An Erfindungen mangelt es jedenfalls nicht: Warnanlagen, Türverriegelungen, gepanzerte Lenkradschlösser, Infrarot-Innenraumüberwachung,
Bordcomputer... Ganze Sicherheitspakete werden von den Autofirmen bereits angeboten. „Wir haben das Bestmögliche immer schon getan", verteidigt Hans-Jörg Scherer vom Mercedes-Kundendienst in Salzburg die Autofirmen. Aber je raffinierter die Techniken, desto besser würden auch die Gangster arbeiten, beklagt er sein Dilemma im Gespräch mit der FURCHE. Ein Teufelskreis? „Es ist halt noch nichts erfunden worden, damit der Dieb am Auto pickenbleibt", meint Christoph Sieder, Pressemann von Ford in Wien, ironisch-hilflos.
In Österreich war kürzlich auch eine „Wunderwaffe" im Kampf gegen die
Automafia im Gespräch. Es handelt sich dabei um ein jederzeit einbaubares Funksystem. Dieses System muß vom Lenker erst außer Betrieb gesetzt werden, bevor er starten kann. Geschieht das nicht, „piepst" das Auto, wenn es bei einem Zöllner oder Polizisten mit dem entsprechenden Überwachungsgerät vorüberkommt. Wer angehalten wird, und das „Ding" nicht abstellen kann, ist somit verdächtig.
Dieses System wird von ungarischen und österreichischen Zuliefe-
rern angeboten und bereits in Ungarn getestet. Der Generaldirektor für Öffentliche Sicherheit, Michael Sika, will jetzt noch auf die entsprechenden Testergebnisse warten. „Wir sind offen für alles, was die Autodiebstähle vermeiden hilft" bekräftigt er gegenüber der FURCHE. Ob sich die Neuerfindung bewährt, werde man sehen. Die Deutschen, die diesen Versuch auch laufen haben, „denken jedenfalls nicht daran, ihre Exekutive damit auszustatten."
Dabei rauft sich in Deutschland das Bundeskriminalamt (BKA) die Haare angesichts explodierender Autodiebstähle. Allein im ersten Halbjahr dieses Jahres wurden 63.000 Autos gestohlen, mit 100.000 wird bis Jahresende gerechnet (siehe Graphik). Das BKA forderte kürzlich die Autoindustrie ebenfalls massiv auf, mehr Schutzvorkehrungen für die Sicherheit der Autos zu entwicklen. Der Vorschlag der Ordnungshüter: Die gesamte Motorelektronik könne per herausnehmbarer Code-Karte gesichert werden. Ein Dieb ist nicht in der Lage wegzufahren, wenn die entsprechende Code-Nummer nicht eingeben ist.

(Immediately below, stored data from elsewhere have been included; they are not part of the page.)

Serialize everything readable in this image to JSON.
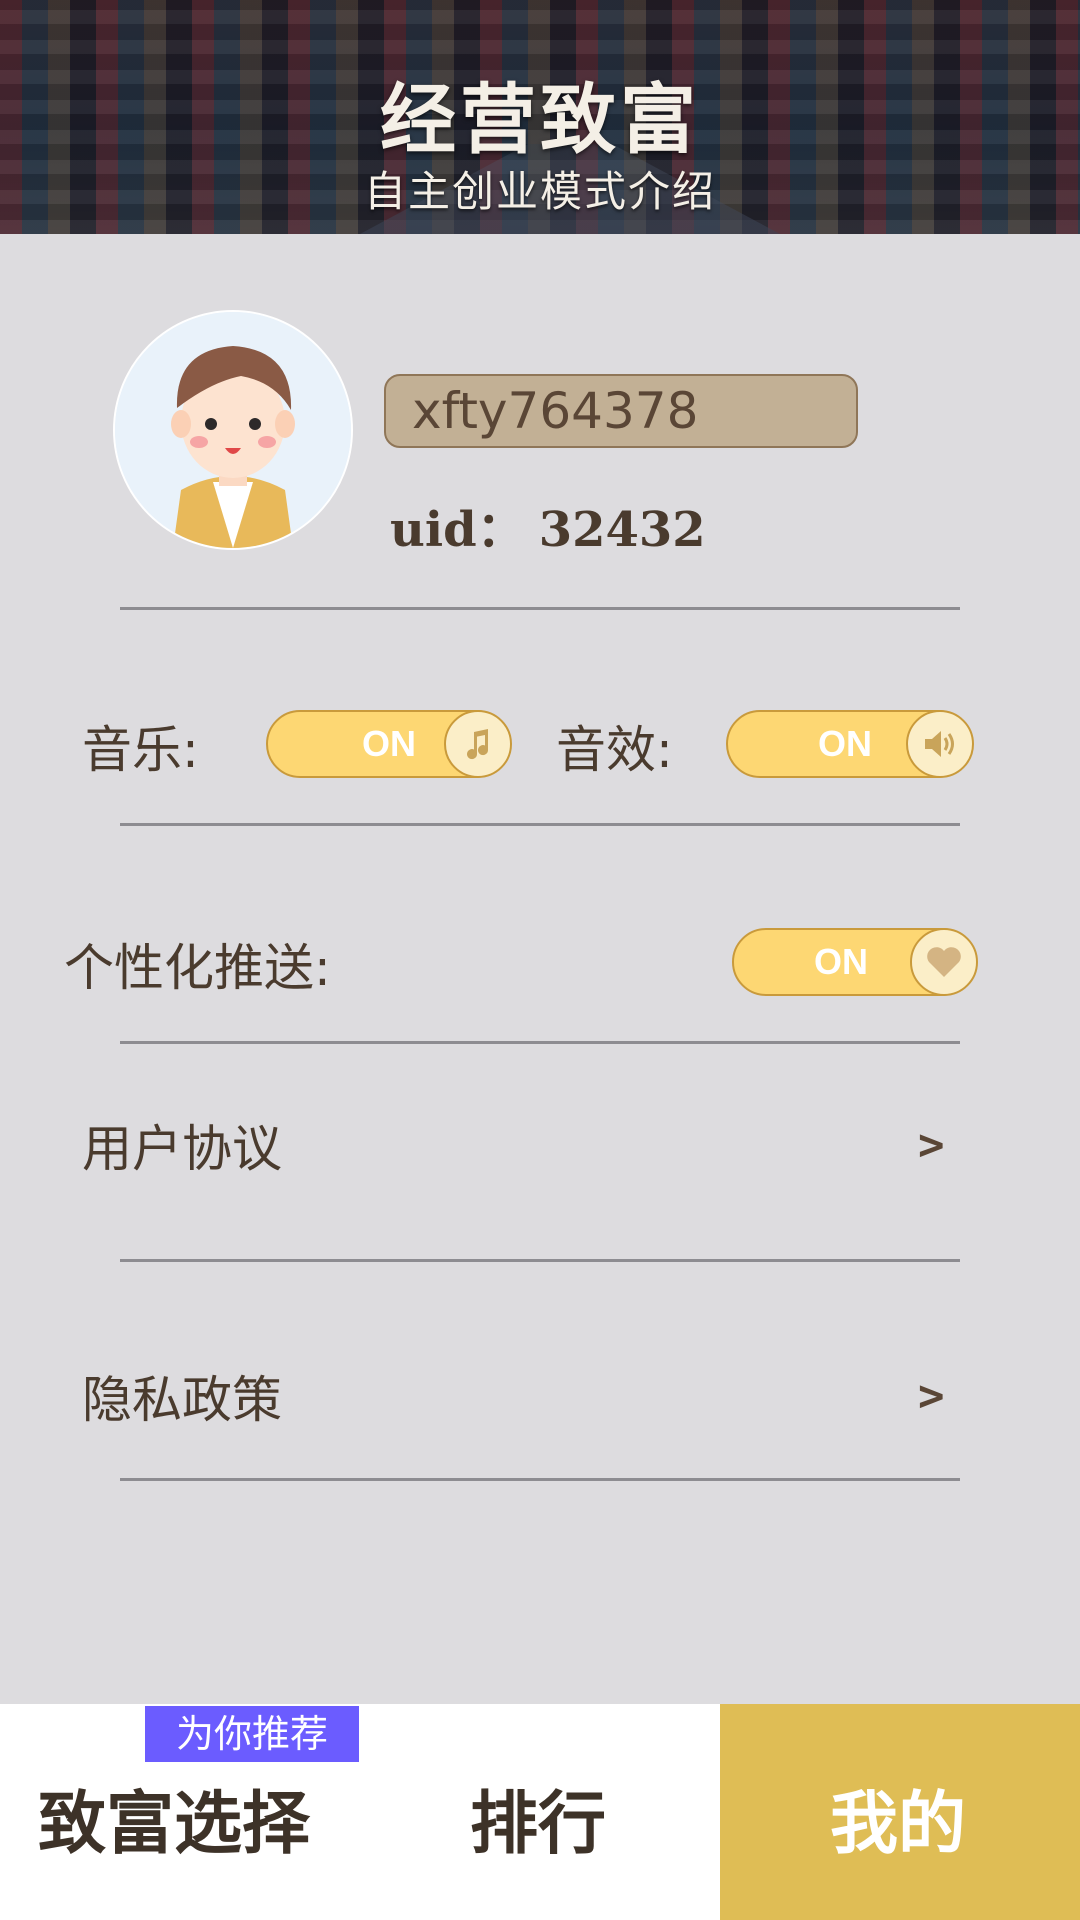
{
  "header": {
    "title": "经营致富",
    "subtitle": "自主创业模式介绍"
  },
  "profile": {
    "username": "xfty764378",
    "uid_label": "uid：",
    "uid_value": "32432"
  },
  "settings": {
    "music_label": "音乐:",
    "music_state": "ON",
    "music_icon": "music-note-icon",
    "sfx_label": "音效:",
    "sfx_state": "ON",
    "sfx_icon": "speaker-icon",
    "push_label": "个性化推送:",
    "push_state": "ON",
    "push_icon": "heart-icon"
  },
  "links": [
    {
      "label": "用户协议",
      "arrow": ">"
    },
    {
      "label": "隐私政策",
      "arrow": ">"
    }
  ],
  "bottom_nav": {
    "items": [
      {
        "label": "致富选择",
        "active": false
      },
      {
        "label": "排行",
        "active": false
      },
      {
        "label": "我的",
        "active": true
      }
    ],
    "tag": "为你推荐"
  },
  "colors": {
    "background": "#dddcdf",
    "toggle": "#fdd773",
    "active_tab": "#dfbd55",
    "tag": "#6b5cff",
    "username_box": "#c2b095"
  }
}
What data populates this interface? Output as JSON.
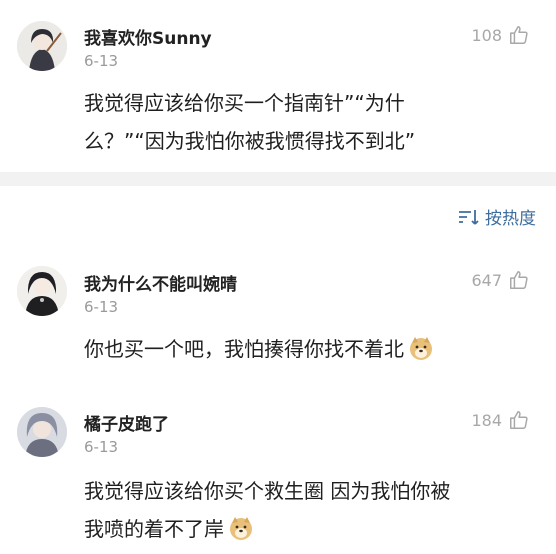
{
  "comments": [
    {
      "username": "我喜欢你Sunny",
      "date": "6-13",
      "likes": "108",
      "lines": [
        "我觉得应该给你买一个指南针”“为什",
        "么？”“因为我怕你被我惯得找不到北”"
      ]
    },
    {
      "username": "我为什么不能叫婉晴",
      "date": "6-13",
      "likes": "647",
      "lines": [
        "你也买一个吧，我怕揍得你找不着北"
      ],
      "emoji": "doge-emoji"
    },
    {
      "username": "橘子皮跑了",
      "date": "6-13",
      "likes": "184",
      "lines": [
        "我觉得应该给你买个救生圈 因为我怕你被",
        "我喷的着不了岸"
      ],
      "emoji": "doge-emoji"
    }
  ],
  "sort": {
    "label": "按热度",
    "icon": "sort-icon"
  },
  "colors": {
    "link": "#3d6e9e",
    "muted": "#9a9a9a",
    "divider": "#f2f2f2"
  }
}
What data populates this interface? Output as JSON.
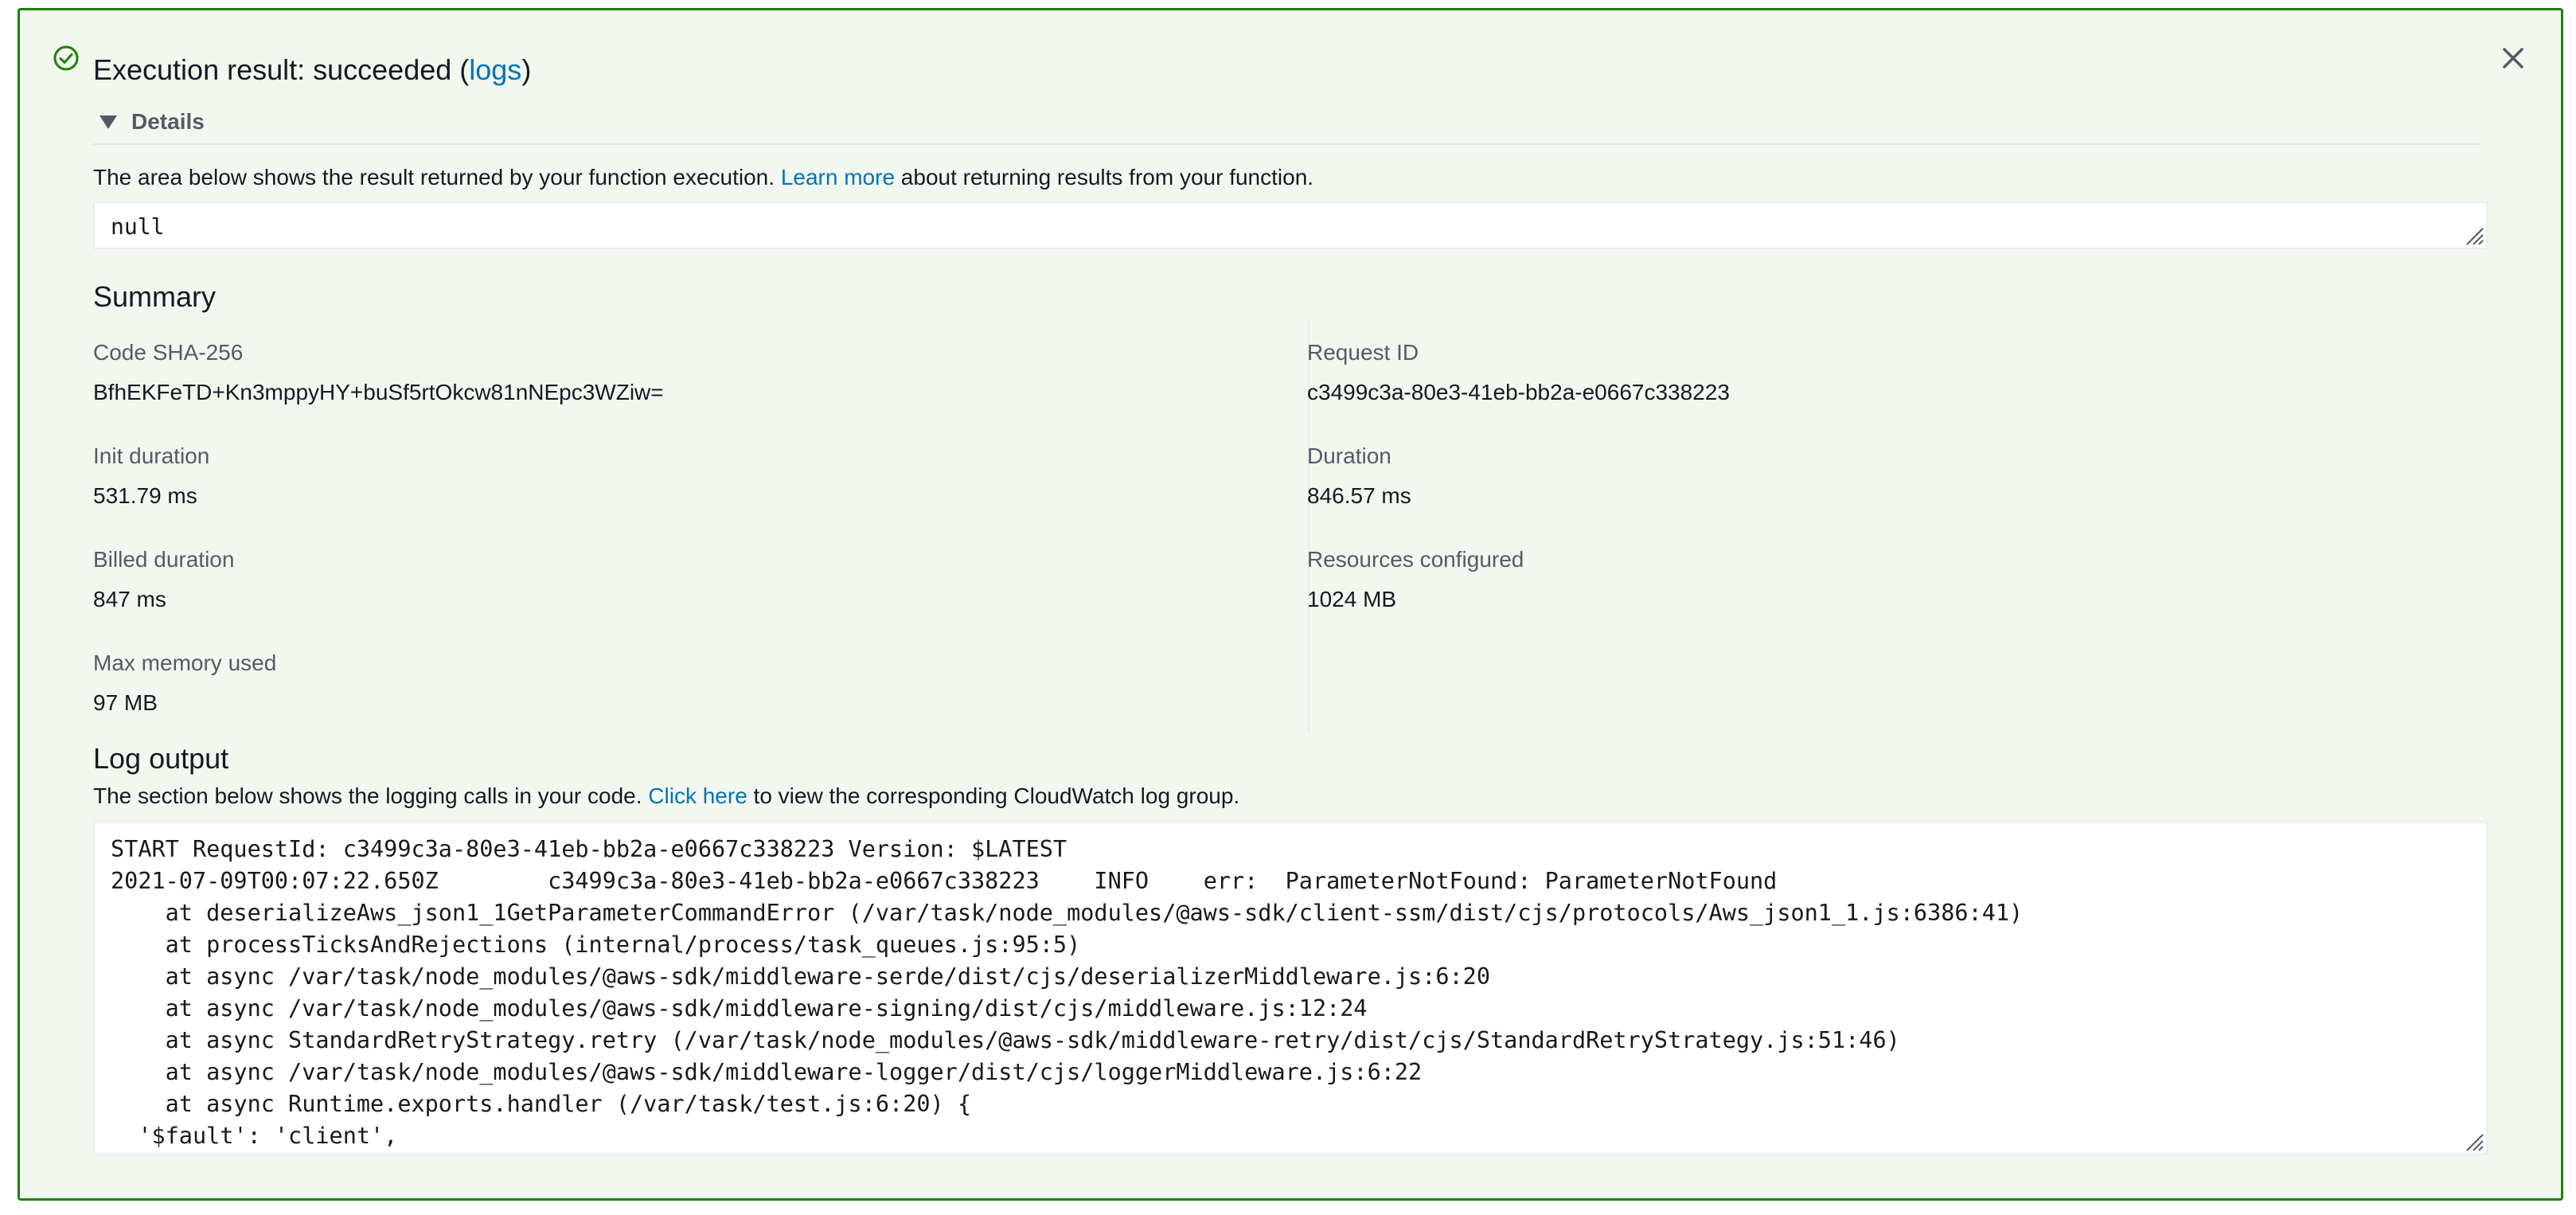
{
  "result": {
    "title_prefix": "Execution result: succeeded (",
    "logs_link": "logs",
    "title_suffix": ")",
    "status_icon": "check-circle-icon",
    "close_icon": "close-icon",
    "colors": {
      "success_border": "#1d8102",
      "panel_bg": "#f2f8f0",
      "link": "#0073bb"
    }
  },
  "details": {
    "toggle_label": "Details",
    "desc_before": "The area below shows the result returned by your function execution. ",
    "desc_link": "Learn more",
    "desc_after": " about returning results from your function.",
    "result_value": "null"
  },
  "summary": {
    "heading": "Summary",
    "left": [
      {
        "label": "Code SHA-256",
        "value": "BfhEKFeTD+Kn3mppyHY+buSf5rtOkcw81nNEpc3WZiw="
      },
      {
        "label": "Init duration",
        "value": "531.79 ms"
      },
      {
        "label": "Billed duration",
        "value": "847 ms"
      },
      {
        "label": "Max memory used",
        "value": "97 MB"
      }
    ],
    "right": [
      {
        "label": "Request ID",
        "value": "c3499c3a-80e3-41eb-bb2a-e0667c338223"
      },
      {
        "label": "Duration",
        "value": "846.57 ms"
      },
      {
        "label": "Resources configured",
        "value": "1024 MB"
      }
    ]
  },
  "log": {
    "heading": "Log output",
    "desc_before": "The section below shows the logging calls in your code. ",
    "desc_link": "Click here",
    "desc_after": " to view the corresponding CloudWatch log group.",
    "lines": [
      "START RequestId: c3499c3a-80e3-41eb-bb2a-e0667c338223 Version: $LATEST",
      "2021-07-09T00:07:22.650Z\tc3499c3a-80e3-41eb-bb2a-e0667c338223\tINFO\terr:  ParameterNotFound: ParameterNotFound",
      "    at deserializeAws_json1_1GetParameterCommandError (/var/task/node_modules/@aws-sdk/client-ssm/dist/cjs/protocols/Aws_json1_1.js:6386:41)",
      "    at processTicksAndRejections (internal/process/task_queues.js:95:5)",
      "    at async /var/task/node_modules/@aws-sdk/middleware-serde/dist/cjs/deserializerMiddleware.js:6:20",
      "    at async /var/task/node_modules/@aws-sdk/middleware-signing/dist/cjs/middleware.js:12:24",
      "    at async StandardRetryStrategy.retry (/var/task/node_modules/@aws-sdk/middleware-retry/dist/cjs/StandardRetryStrategy.js:51:46)",
      "    at async /var/task/node_modules/@aws-sdk/middleware-logger/dist/cjs/loggerMiddleware.js:6:22",
      "    at async Runtime.exports.handler (/var/task/test.js:6:20) {",
      "  '$fault': 'client',"
    ]
  }
}
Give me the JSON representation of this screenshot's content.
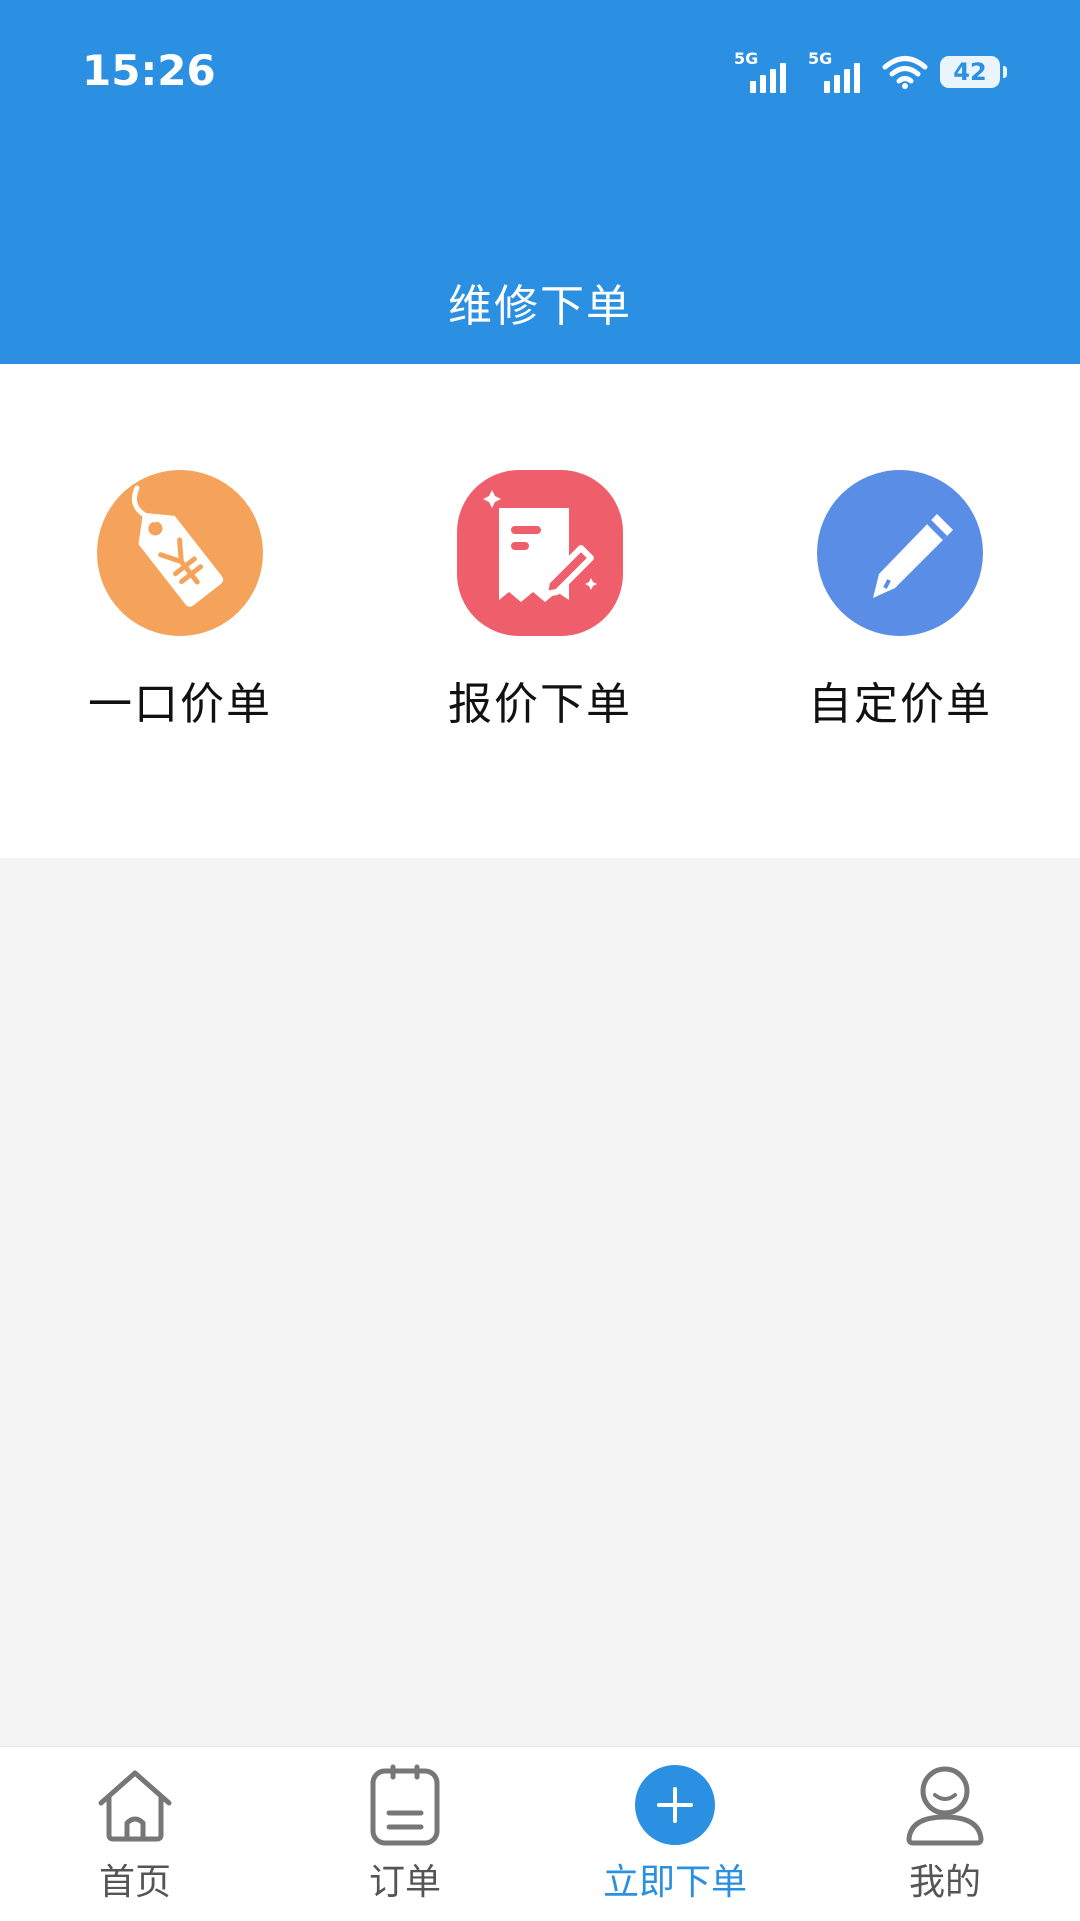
{
  "status_bar": {
    "time": "15:26",
    "signal_1_label": "5G",
    "signal_2_label": "5G",
    "battery": "42"
  },
  "header": {
    "title": "维修下单",
    "background_color": "#2b90e2"
  },
  "menu": {
    "items": [
      {
        "label": "一口价单",
        "icon": "price-tag-icon",
        "color": "#f5a35a"
      },
      {
        "label": "报价下单",
        "icon": "quote-document-icon",
        "color": "#ee5e6b"
      },
      {
        "label": "自定价单",
        "icon": "edit-pencil-icon",
        "color": "#5a8ee6"
      }
    ]
  },
  "tabbar": {
    "active_color": "#2b90e2",
    "items": [
      {
        "label": "首页",
        "icon": "home-icon",
        "active": false
      },
      {
        "label": "订单",
        "icon": "order-clipboard-icon",
        "active": false
      },
      {
        "label": "立即下单",
        "icon": "plus-circle-icon",
        "active": true
      },
      {
        "label": "我的",
        "icon": "user-profile-icon",
        "active": false
      }
    ]
  }
}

Aber auch diese Sache ist ein zweischneidiges Schwert, kontert Jürgen Hödel von Mercedes in Stuttgart. „Erfahrungen in Amerika haben gezeigt, daß die Verbrecher dann halt mit vorgehaltener Pistole auf die Besitzer warten. Wem sein Leben lieb ist, der gesteht auch gleich die Code-Nummer." „Car-nappping" heißt diese neue Form des Autodiebstahls, die den Europäern vielleicht auch noch bevorsteht.